Sometimes . . . having an automobile break down in rural Indiana isn't always a bad thing.
Killing (our theme) time for two days I tried to eake out the best this city had to offer. Gosh - the Rotary Jail. . Rotarians who miss a meeting? I thought not. Open on Wed thru Sat, I was anxious to find out; What could this marvelous Victorian brick building featuring gingerbread dormers and soffits hold. Prisoners, it turns out.
Four (4) dollars for admission included a docent led overview of the jailers responsibilities and quarters. I chose to skip part one and go directly to jail. There the lovely KATHY MALONE, all five feet of her demonstrated the knack of physically torking a set very manly gears with a crowbar-like device.
Opening the jail's inner door one views a bird cage like contraption with 12 double decker jail cells... think a two layer cake - 6 pieces.
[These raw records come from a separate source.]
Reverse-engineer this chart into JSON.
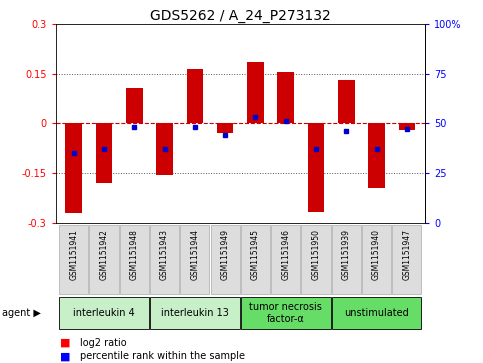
{
  "title": "GDS5262 / A_24_P273132",
  "samples": [
    "GSM1151941",
    "GSM1151942",
    "GSM1151948",
    "GSM1151943",
    "GSM1151944",
    "GSM1151949",
    "GSM1151945",
    "GSM1151946",
    "GSM1151950",
    "GSM1151939",
    "GSM1151940",
    "GSM1151947"
  ],
  "log2_ratios": [
    -0.27,
    -0.18,
    0.105,
    -0.155,
    0.165,
    -0.03,
    0.185,
    0.155,
    -0.265,
    0.13,
    -0.195,
    -0.02
  ],
  "percentile_ranks": [
    35,
    37,
    48,
    37,
    48,
    44,
    53,
    51,
    37,
    46,
    37,
    47
  ],
  "groups": [
    {
      "label": "interleukin 4",
      "start": 0,
      "end": 2,
      "color": "#c8f0c8"
    },
    {
      "label": "interleukin 13",
      "start": 3,
      "end": 5,
      "color": "#c8f0c8"
    },
    {
      "label": "tumor necrosis\nfactor-α",
      "start": 6,
      "end": 8,
      "color": "#66dd66"
    },
    {
      "label": "unstimulated",
      "start": 9,
      "end": 11,
      "color": "#66dd66"
    }
  ],
  "ylim": [
    -0.3,
    0.3
  ],
  "yticks_left": [
    -0.3,
    -0.15,
    0,
    0.15,
    0.3
  ],
  "yticks_right": [
    0,
    25,
    50,
    75,
    100
  ],
  "bar_color": "#cc0000",
  "dot_color": "#0000cc",
  "hline_color": "#cc0000",
  "dot_color_grid": "#555555",
  "bg_color": "#ffffff",
  "plot_bg": "#ffffff",
  "title_fontsize": 10,
  "tick_fontsize": 7,
  "sample_fontsize": 5.5,
  "group_fontsize": 7,
  "legend_fontsize": 7
}
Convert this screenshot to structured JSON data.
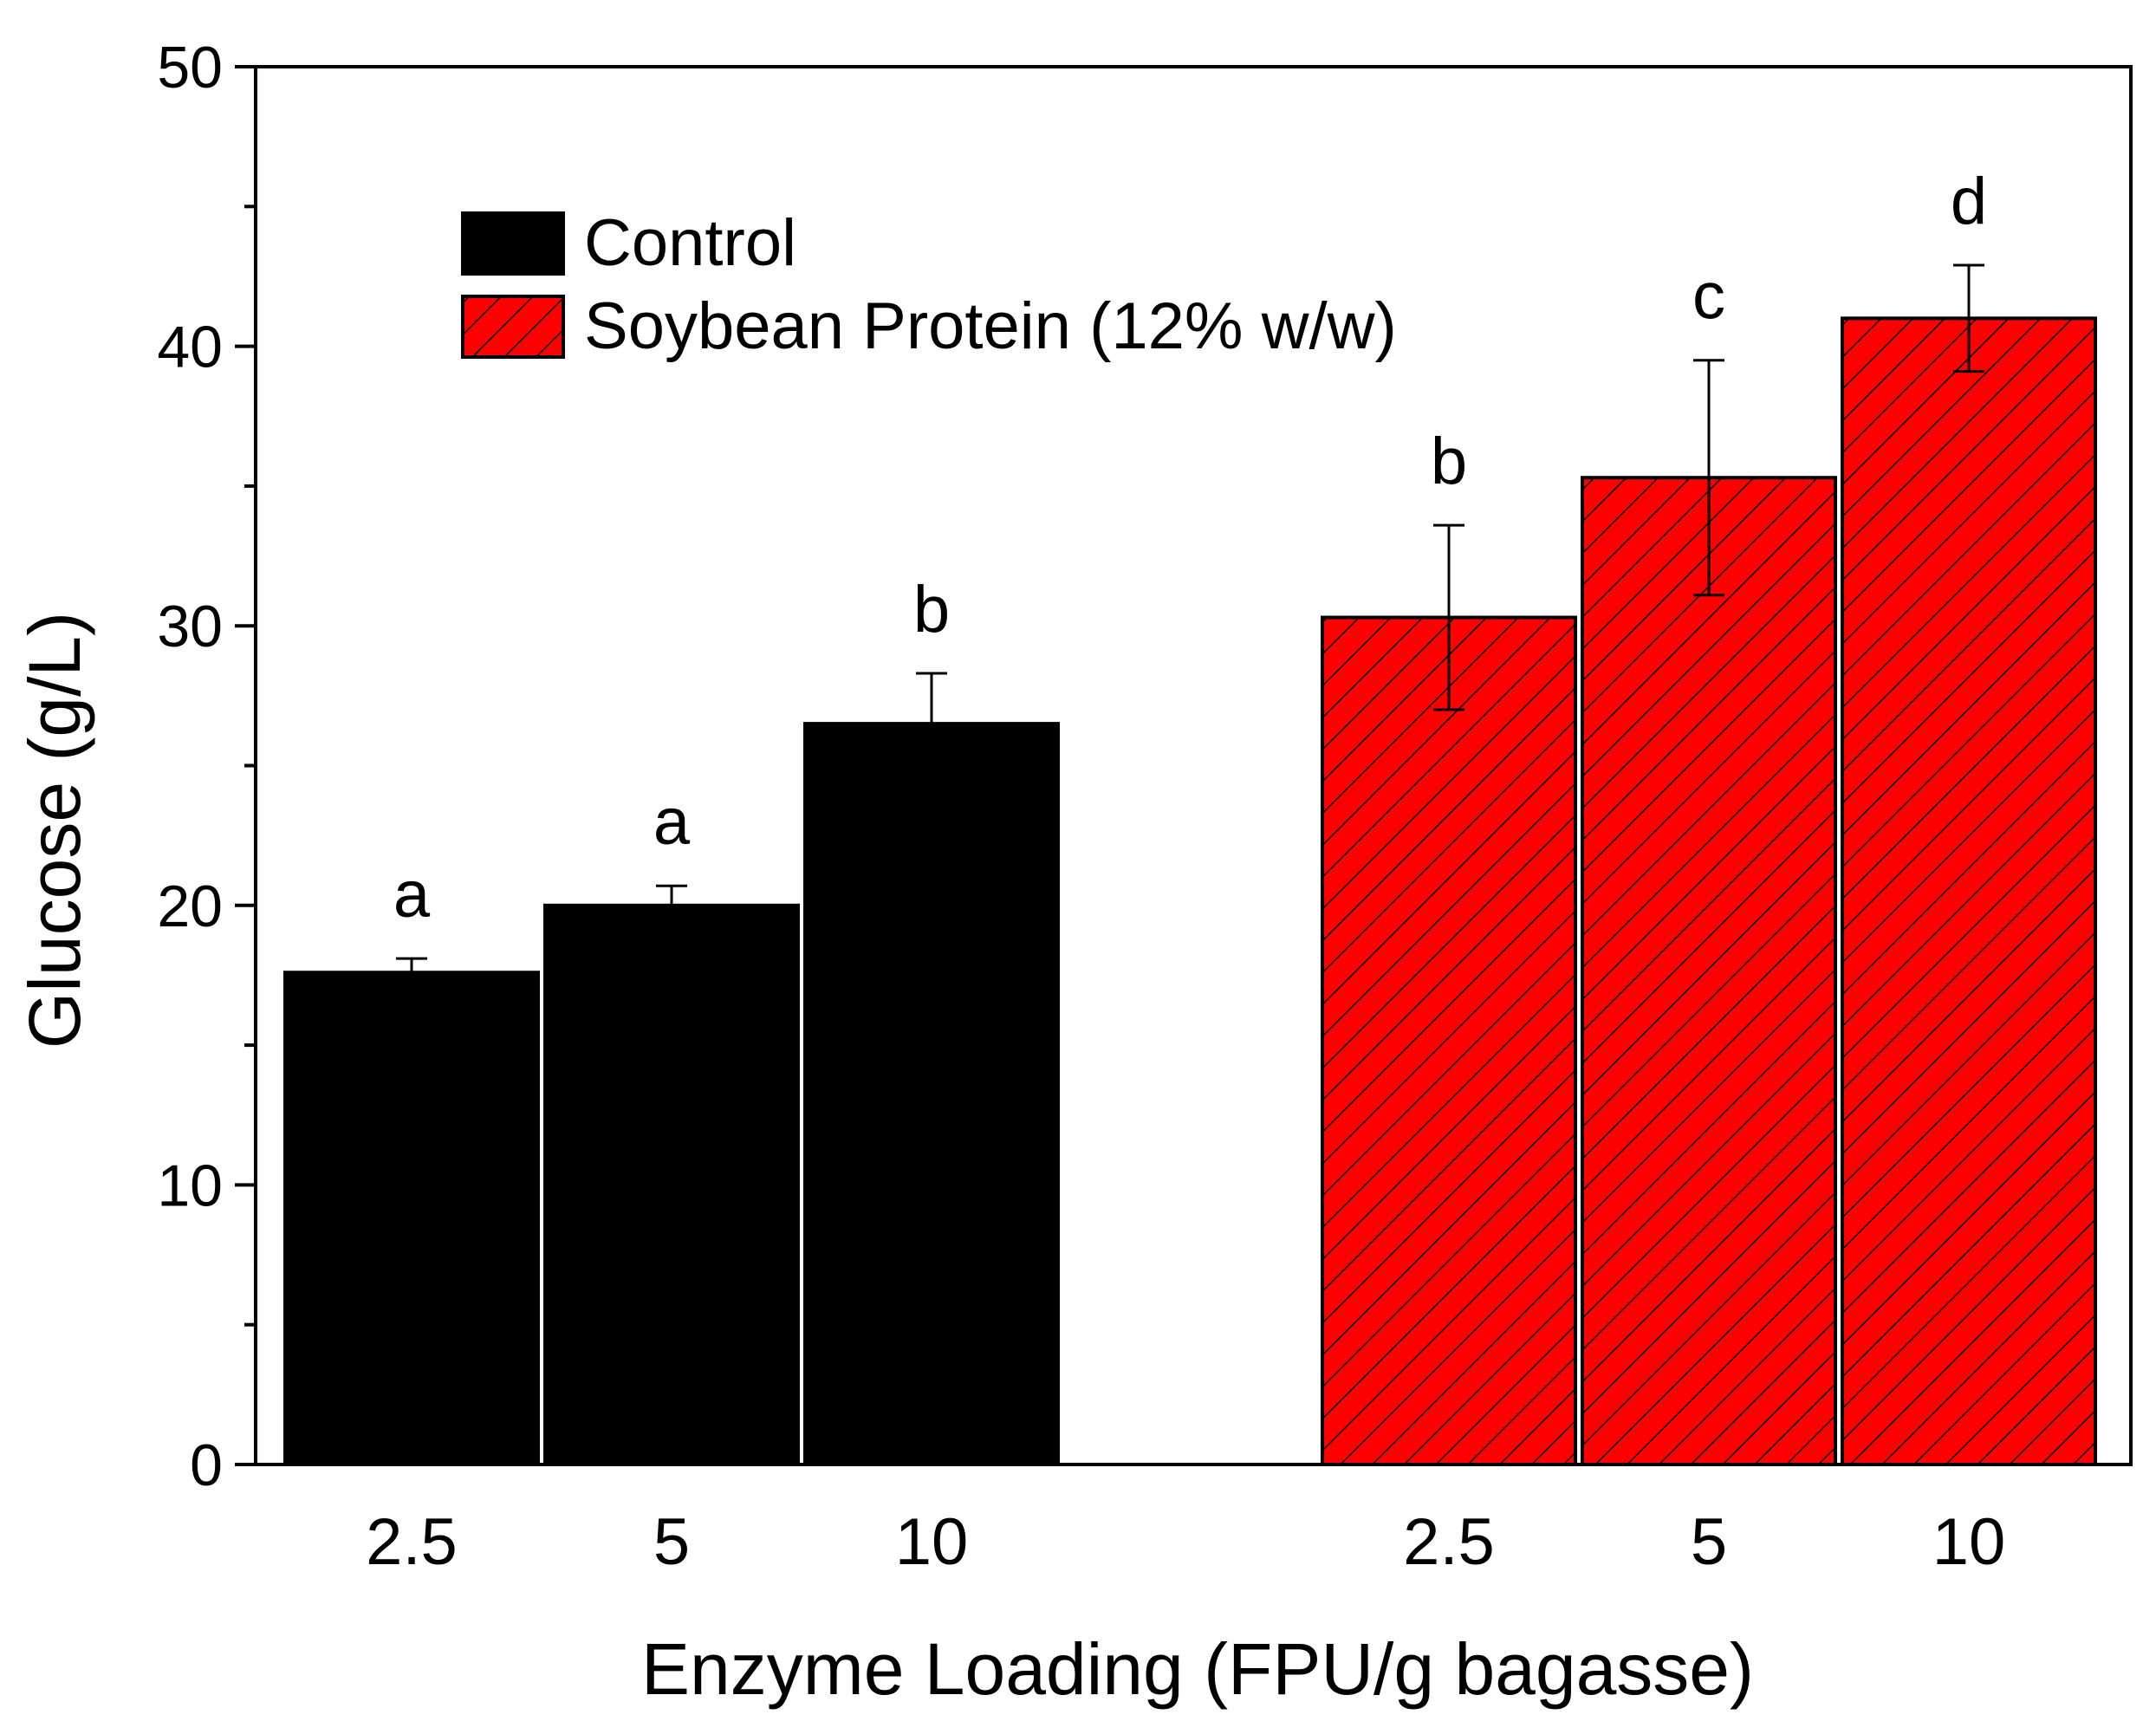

The keeper-of-persons cranks the entire set of cells in a circle until the prisoner selected to tell-it-to-the-judge broaches the exit port and is permitted to exit (or reverse, enter) his cell.
The entire process is not just a jail, but the culmination of what America was thinking at the time of the Columbian Exposition in Chicago, 1893,100 miles to the north.. American steel, perfect red bricks, avant guarde architecture incorporating the future's penal management techniques - or so they envisioned. ALL in one building.
My Guide slipped me not only into a cell for a "feel" of what it could have been like but to appreciate that the incarcerated possibly had the opportunity to peer out six windows on a busy rotating weekday. Field corn, no doubt the scene most viewed. For the prurient - among us, yes the women were segregated in a single cell out of the wheel as were the truly bad actors, solitary for them. All aspects of toilet action are covered for your four bucks. TMI.
Don't forget to inquire about the two hangings conducted here, No spoiler alert needed.
Noteworthy: Ms. Malone (who wondered if her name would be included in my review) asked if I wanted to turn the rotary cells. I, @ six feet, attempted and failed. She displayed her biceps - developed over the past 4 years - as good as the trip off the Interstate.
Saying more: Free parking on the grounds or across the street - easy. The structure needs our help - it was saved from the wrecking ball - by days -thru a generous grant from a local philanthropist.
Leave your car where it is and walk kitty corner ~ one block to the court house, if not for the Civil War statue then just to view the fantastic WALNUT trim around the doors on the first floor. Other floors devoid of workman's pride or they just ran out of money.
Depart the court house and walk - again - Southwest,across the street to the Mom and Pop restaurant featuring 1960 prices for really good fare. Meatloaf, tell 'em I sent you.